Les cours de la graine de colza battent record sur record depuis plusieurs semaines et viennent de franchir la barre symbolique des 450 €/t en Europe, à l’instar de ceux du soja dont les cours dépassent largement les 500 €/t à Chicago. Le déséquilibre entre l’offre et la demande mondiales des oléagineux devient structurel, les stocks sont au plus bas et les observateurs sont à l’affût de la moindre difficulté climatique qui entoure les récoltes, notamment au Brésil et en Argentine. Le 9 février, la graine de colza sur le Fob Moselle affiche 451 €/t, soit 15 € de plus que la semaine précédente, et près de 100 € de plus qu’il y a un an. Le cours est identique pour le Rendu Rouen.

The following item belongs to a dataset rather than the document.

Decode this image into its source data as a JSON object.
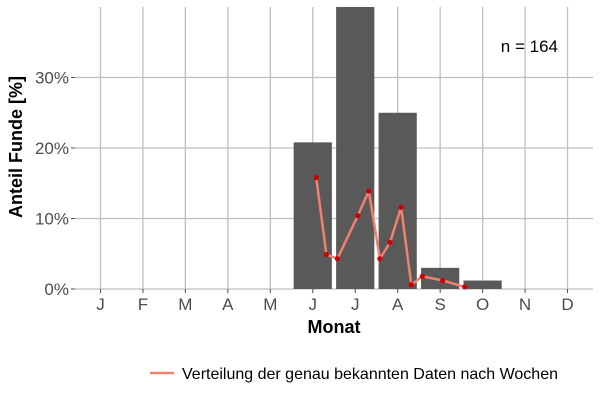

Sur les marchés à terme, même tendance. L’échéance de mai sur Euronext s’inscrit à 445 €/t, celle d’août à 408 €/t et celle de novembre à 405 €/t. Pendant quelques semaines, les investisseurs se sont méfiés d’un risque de retournement et un écart s’était creusé avec les marchés physiques, mais ces craintes ont été balayées par les rapports successifs de l’USDA sur les perspectives d’offre et de demande mondiales. Par ailleurs, le départ de Donald Trump et ses tweets agressifs vis-à-vis de la Chine ou de l’Europe, qui avaient pour effet de rendre les marchés volatils, ont renforcé les convictions qu’il n’y aurait pas de menace sur les flux entre les pays, comme c’était le cas en 2018 et 2019. On observe une sorte de retour aux fondamentaux du marché.

En Europe, les perspectives sont positives d’autant que les semis, pour la récolte de 2021, ne sont soumis à aucun des aléas climatiques rencontrés lors des récoltes précédentes : pluies trop abondantes suivies de périodes de sécheresse. Si le climat doux tel que l’indique le bulletin Mars, édité par la Commission européenne et daté de janvier, se poursuit, la récolte se situera aux alentours de 28-30 Mt. Mais en France, la sole de colza d’hiver vient d’être revue à la baisse à 1 Mha, en baisse de 9 % sur un an et de 26 % par rapport à la moyenne 2016-2020. L’an dernier, les prix étaient bas et les producteurs peu incités à semer, d’autant qu’ils avaient été confrontés à des problèmes sanitaires sans possibilité d’y faire face. Les conditions actuelles pourraient être plus propices pour la prochaine campagne.

Stock de canola en baisse

Sur les autres marchés, les cours s’envolent aussi. Le 9 février, la graine de canola canadien vaut, à Winnipeg, 545 US$, après avoir atteint 560 US$ à son plus haut niveau quelques jours auparavant. Selon StatCan (ministère de l’Agriculture canadien), les stocks de canola sont en repli de 24 % à 12,1 Mt, par rapport à la même date de l’an passé. Aux États-Unis, la graine de soja valait 515 €/t à Chicago, évoluant dans un couloir de prix de 480 à 520 $/depuis trois semaines. Les stocks de fin de campagne sont estimés à 3,8 Mt, du jamais vu. Le prochain rapport de l’USDA pourrait afficher des stocks à zéro. Et d’après des déclarations de farmers américains, on s’apprête à augmenter les surfaces semées d’environ 8 %, à plus de 36 millions d’ha.

Concernant la demande mondiale d’oléagineux, c’est toujours la Chine qui alimente la hausse des cours. Elle poursuit ses achats de soja à un rythme très élevé et aurait déjà anticipé des achats pour la récolte à venir en 2021, via des contrats à terme, craignant de manquer d’aliments pour son cheptel porcin et ses volailles. Là encore, c’est du jamais vu à cette période de l’année. L’Europe continue aussi d’importer une grande quantité de soja – à la fois des États-Unis et du Brésil. La hausse des cours n’est sans doute pas encore à son terme.